Uncertainty over Mbugua’s fate sparks succession battle

Deputy Inspector General of Police Edward Mbugua.

Delay by President Uhuru Kenyatta and the Eliud Kinuthia-led National Police Service Commission (NPSC) has kicked up a fresh succession storm in the Police Service.

For three months, the President and the police commission have remained silent on the fate of Deputy Inspector General Edward Mbugua who is still in office after attaining the mandatory retirement age of 60 in July.

And five senior officers survived ouster from the National Police Service after the NPSC failed to meet yesterday.

The five earmarked to be removed include a former provincial police chief, a former Kenya Police College Kiganjo commandant, an officer in the police legal department and a senior officer in the human resource department in the office of the IG, Jogoo House.

Also in the same group is a former section head at Vigilance House. The President and the NPSC play the pivotal role in deciding whether the deputy IG, who is in charge of the regular police, will continue serving either on contract or exit Vigilance House.

In 2016, MPs amended the law to give the President powers to pick the police chief.

National Assembly made changes to the Miscellaneous Amendments Act last month.

The Act repealed the National Police Service Act 2011 section 13 by removing the role of Parliament.

The law provides that the President shall, on the recommendation of the National Police Service Commission, appoint the Deputy Inspector-General of Police within 14 days of a vacancy occurring.

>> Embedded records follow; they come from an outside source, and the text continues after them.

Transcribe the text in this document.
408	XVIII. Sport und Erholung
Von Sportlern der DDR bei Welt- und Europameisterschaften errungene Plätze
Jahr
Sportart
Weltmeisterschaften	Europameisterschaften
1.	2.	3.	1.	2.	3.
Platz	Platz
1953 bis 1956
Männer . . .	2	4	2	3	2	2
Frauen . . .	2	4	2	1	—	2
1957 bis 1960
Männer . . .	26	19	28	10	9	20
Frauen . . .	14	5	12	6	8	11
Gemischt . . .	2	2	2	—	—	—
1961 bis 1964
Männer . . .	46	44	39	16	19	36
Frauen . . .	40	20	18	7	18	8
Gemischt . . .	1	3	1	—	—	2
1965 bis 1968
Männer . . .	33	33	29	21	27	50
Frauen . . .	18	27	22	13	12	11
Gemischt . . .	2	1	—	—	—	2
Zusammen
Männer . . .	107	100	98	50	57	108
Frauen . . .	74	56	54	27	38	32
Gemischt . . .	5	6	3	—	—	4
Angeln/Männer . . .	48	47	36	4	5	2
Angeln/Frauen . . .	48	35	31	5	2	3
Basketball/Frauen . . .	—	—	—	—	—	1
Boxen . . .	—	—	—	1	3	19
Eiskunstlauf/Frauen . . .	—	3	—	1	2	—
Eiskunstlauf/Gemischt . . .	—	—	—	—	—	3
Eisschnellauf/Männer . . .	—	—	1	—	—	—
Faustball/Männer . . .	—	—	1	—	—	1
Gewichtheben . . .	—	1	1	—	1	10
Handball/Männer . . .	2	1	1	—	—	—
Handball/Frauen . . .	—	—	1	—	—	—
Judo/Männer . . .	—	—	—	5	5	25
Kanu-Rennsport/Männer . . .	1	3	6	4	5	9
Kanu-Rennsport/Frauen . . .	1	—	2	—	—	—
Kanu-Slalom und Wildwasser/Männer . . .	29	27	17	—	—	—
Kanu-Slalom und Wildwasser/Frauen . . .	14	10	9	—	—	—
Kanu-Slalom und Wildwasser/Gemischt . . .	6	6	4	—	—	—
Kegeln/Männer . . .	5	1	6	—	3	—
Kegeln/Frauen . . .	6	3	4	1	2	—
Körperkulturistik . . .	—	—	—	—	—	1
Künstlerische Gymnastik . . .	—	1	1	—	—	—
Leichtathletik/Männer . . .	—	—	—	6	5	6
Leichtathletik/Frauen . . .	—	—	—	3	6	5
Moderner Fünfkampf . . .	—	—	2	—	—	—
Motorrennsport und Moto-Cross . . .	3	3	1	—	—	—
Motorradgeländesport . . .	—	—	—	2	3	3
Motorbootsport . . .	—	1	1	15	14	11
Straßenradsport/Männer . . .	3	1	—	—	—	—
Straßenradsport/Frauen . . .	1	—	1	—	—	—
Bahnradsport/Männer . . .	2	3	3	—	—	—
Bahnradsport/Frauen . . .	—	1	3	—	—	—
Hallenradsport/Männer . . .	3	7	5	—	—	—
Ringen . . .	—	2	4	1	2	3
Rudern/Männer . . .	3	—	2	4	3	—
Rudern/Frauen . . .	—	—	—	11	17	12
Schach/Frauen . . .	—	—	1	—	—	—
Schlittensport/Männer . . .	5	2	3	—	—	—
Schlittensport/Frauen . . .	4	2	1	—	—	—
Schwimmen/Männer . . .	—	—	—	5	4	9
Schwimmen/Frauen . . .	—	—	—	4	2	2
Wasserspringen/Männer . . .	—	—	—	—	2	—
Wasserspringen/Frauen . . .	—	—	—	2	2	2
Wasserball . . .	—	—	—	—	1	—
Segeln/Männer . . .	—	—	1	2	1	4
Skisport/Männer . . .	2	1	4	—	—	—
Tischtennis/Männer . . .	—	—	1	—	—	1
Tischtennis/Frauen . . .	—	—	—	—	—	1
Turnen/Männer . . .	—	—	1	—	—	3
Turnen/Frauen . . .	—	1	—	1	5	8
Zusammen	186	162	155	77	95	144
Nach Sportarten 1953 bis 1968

The changes greatly affected the functions of the NPSC which has been reduced to a rubber stamp in the selection of new police bosses. Senior officers eyeing the top positions have been engaging in all manner of tricks including seeking the endorsement of senior politicians and power brokers.

So intense is the lobbying that candidates eyeing the seat have hired bloggers to write negative stories about their competitors.

Night meetings

Night meetings between politicians and top cops seeking favours to occupy the DIG position are increasing by the day.

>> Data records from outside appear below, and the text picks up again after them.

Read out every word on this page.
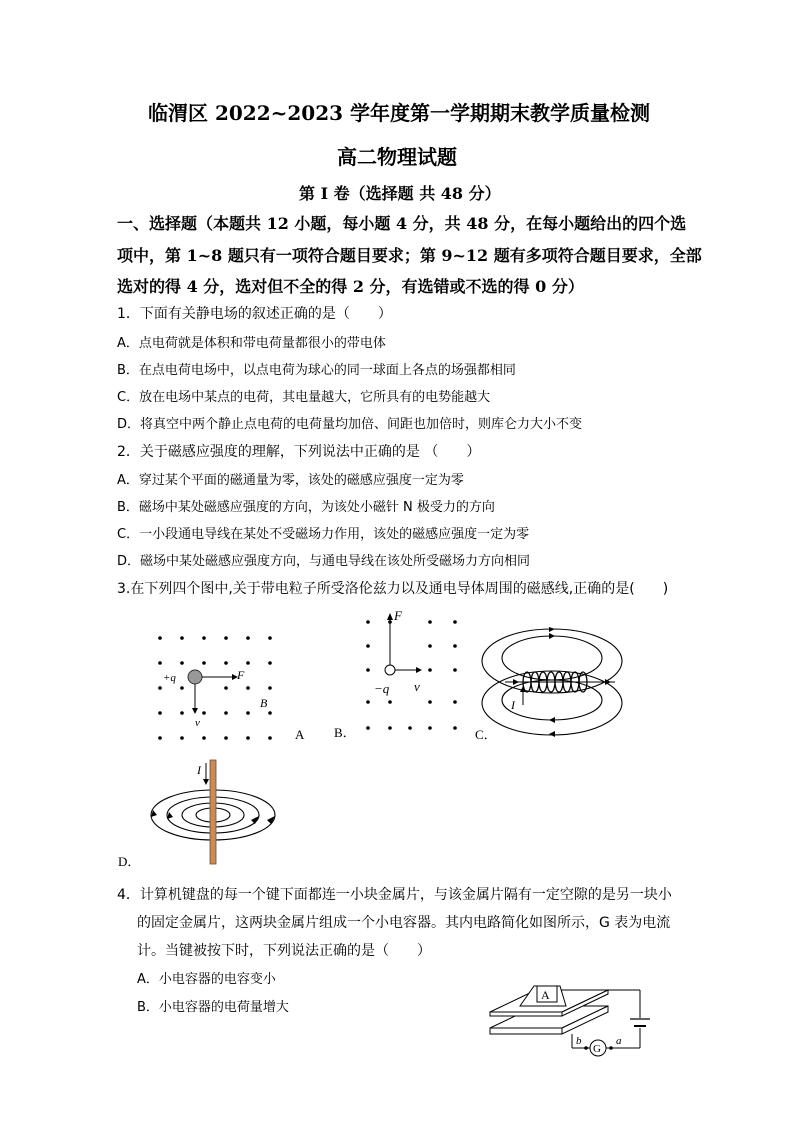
临渭区 2022~2023 学年度第一学期期末教学质量检测
高二物理试题
第 I 卷（选择题 共 48 分）
一、选择题（本题共 12 小题，每小题 4 分，共 48 分，在每小题给出的四个选
项中，第 1~8 题只有一项符合题目要求；第 9~12 题有多项符合题目要求，全部
选对的得 4 分，选对但不全的得 2 分，有选错或不选的得 0 分）
1．下面有关静电场的叙述正确的是（　　）
A．点电荷就是体积和带电荷量都很小的带电体
B．在点电荷电场中，以点电荷为球心的同一球面上各点的场强都相同
C．放在电场中某点的电荷，其电量越大，它所具有的电势能越大
D．将真空中两个静止点电荷的电荷量均加倍、间距也加倍时，则库仑力大小不变
2．关于磁感应强度的理解，下列说法中正确的是 （　　）
A．穿过某个平面的磁通量为零，该处的磁感应强度一定为零
B．磁场中某处磁感应强度的方向，为该处小磁针 N 极受力的方向
C．一小段通电导线在某处不受磁场力作用，该处的磁感应强度一定为零
D．磁场中某处磁感应强度方向，与通电导线在该处所受磁场力方向相同
3.在下列四个图中,关于带电粒子所受洛伦兹力以及通电导体周围的磁感线,正确的是(　　)
+q	F
v
B
A B．
F
−q v
C．
I
D．
I
4．计算机键盘的每一个键下面都连一小块金属片，与该金属片隔有一定空隙的是另一块小
的固定金属片，这两块金属片组成一个小电容器。其内电路简化如图所示，G 表为电流
计。当键被按下时，下列说法正确的是（　　）
A．小电容器的电容变小
B．小电容器的电荷量增大
A
G
b	a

Some candidates have been trying their luck by exploiting the handshake between the President and opposition leader Raila Odinga.

The murky succession wrangles have since sucked in Inspector General of Police Hilary Mutyambai who is said to have crafted a list of senior police officers whom he wants to be removed from the service and redeployed to the Public Service Commission (PSC).

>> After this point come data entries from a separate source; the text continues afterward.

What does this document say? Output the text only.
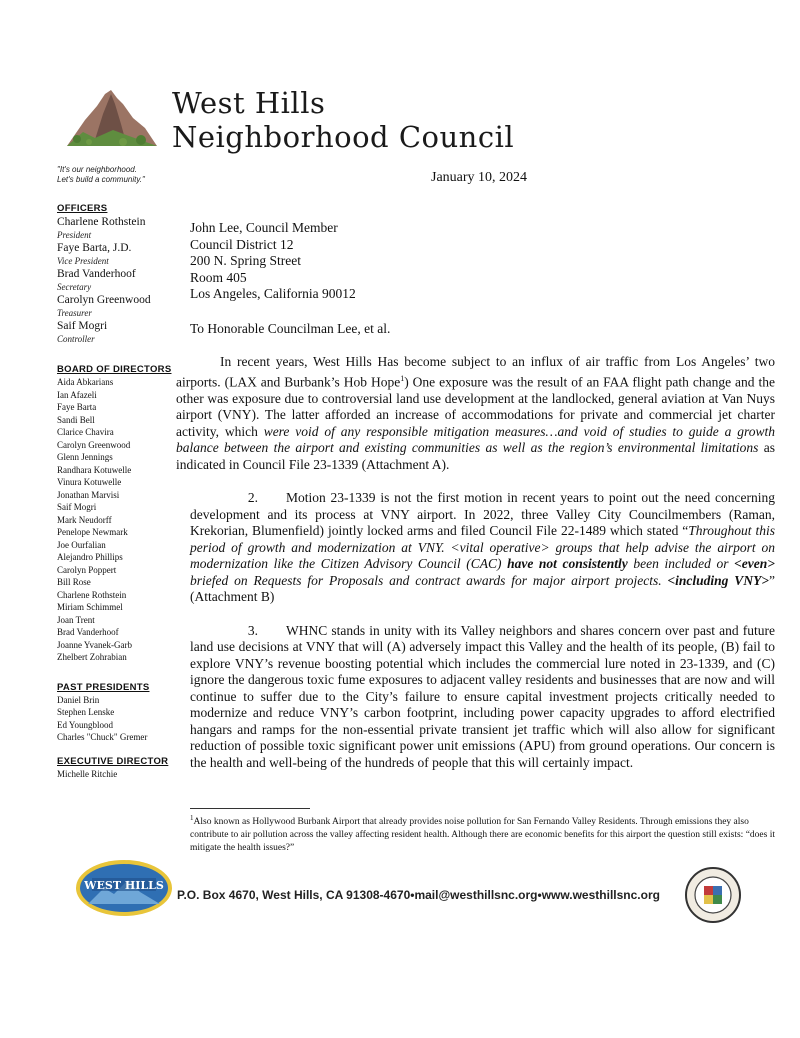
West Hills
Neighborhood Council
"It's our neighborhood.
Let's build a community."	January 10, 2024
OFFICERS
Charlene Rothstein
President
Faye Barta, J.D.
Vice President
Brad Vanderhoof
Secretary
Carolyn Greenwood
Treasurer
Saif Mogri
Controller
BOARD OF DIRECTORS
Aida Abkarians
Ian Afazeli
Faye Barta
Sandi Bell
Clarice Chavira
Carolyn Greenwood
Glenn Jennings
Randhara Kotuwelle
Vinura Kotuwelle
Jonathan Marvisi
Saif Mogri
Mark Neudorff
Penelope Newmark
Joe Ourfalian
Alejandro Phillips
Carolyn Poppert
Bill Rose
Charlene Rothstein
Miriam Schimmel
Joan Trent
Brad Vanderhoof
Joanne Yvanek-Garb
Zhelbert Zohrabian
PAST PRESIDENTS
Daniel Brin
Stephen Lenske
Ed Youngblood
Charles "Chuck" Gremer
EXECUTIVE DIRECTOR
Michelle Ritchie
John Lee, Council Member
Council District 12
200 N. Spring Street
Room 405
Los Angeles, California 90012
To Honorable Councilman Lee, et al.
In recent years, West Hills Has become subject to an influx of air traffic from Los Angeles’ two airports. (LAX and Burbank’s Hob Hope$^1$) One exposure was the result of an FAA flight path change and the other was exposure due to controversial land use development at the landlocked, general aviation at Van Nuys airport (VNY). The latter afforded an increase of accommodations for private and commercial jet charter activity, which were void of any responsible mitigation measures…and void of studies to guide a growth balance between the airport and existing communities as well as the region’s environmental limitations as indicated in Council File 23-1339 (Attachment A).
2. Motion 23-1339 is not the first motion in recent years to point out the need concerning development and its process at VNY airport. In 2022, three Valley City Councilmembers (Raman, Krekorian, Blumenfield) jointly locked arms and filed Council File 22-1489 which stated “Throughout this period of growth and modernization at VNY. <vital operative> groups that help advise the airport on modernization like the Citizen Advisory Council (CAC) have not consistently been included or <even> briefed on Requests for Proposals and contract awards for major airport projects. <including VNY>” (Attachment B)
3. WHNC stands in unity with its Valley neighbors and shares concern over past and future land use decisions at VNY that will (A) adversely impact this Valley and the health of its people, (B) fail to explore VNY’s revenue boosting potential which includes the commercial lure noted in 23-1339, and (C) ignore the dangerous toxic fume exposures to adjacent valley residents and businesses that are now and will continue to suffer due to the City’s failure to ensure capital investment projects critically needed to modernize and reduce VNY’s carbon footprint, including power capacity upgrades to afford electrified hangars and ramps for the non-essential private transient jet traffic which will also allow for significant reduction of possible toxic significant power unit emissions (APU) from ground operations. Our concern is the health and well-being of the hundreds of people that this will certainly impact.
$^1$Also known as Hollywood Burbank Airport that already provides noise pollution for San Fernando Valley Residents. Through emissions they also contribute to air pollution across the valley affecting resident health. Although there are economic benefits for this airport the question still exists: “does it mitigate the health issues?”
WEST HILLS
P.O. Box 4670, West Hills, CA 91308-4670•mail@westhillsnc.org•www.westhillsnc.org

Some officers interpreted this move as an effort by the police chief to influence succession politics.

Sending senior police officers to PSC is gaining popularity among new police chiefs especially those who have come from outside the service.

The reasoning behind such transfers is that some senior officers especially those seen to have been eyeing the same position as the incoming police boss may be a threat.

Yesterday, Mutyambai denied claims that he had a list of senior officers he wants ousted from the service and plans of influencing Mbugua’s successor.

“I am not in the picture,” Mutyambai told Saturday Standard on phone.

The police boss also declined to comment on the fate of Mbugua. “I don’t know,” he said.

Should such plans succeed, authors of this succession plot will have total control on who becomes the new DIG.

The last bunch of three senior police officers to have been sent to PSC happened in 2018.

Highly placed sources familiar with the plans told Saturday Standard that NPSC chair Eliud Kinuthia who has been leading his commissioners on a field tour of police stations has been asked to cut short his trips and return to Nairobi for a meeting on the pending changes.

Kinuthia and his team were expected back to the Skylark offices in Westland’s on Friday.

“We have been under a lot of pressure to sanction the changes but we have remained put,” NPSC commissioner said.

The commission failed to meet yesterday as planned.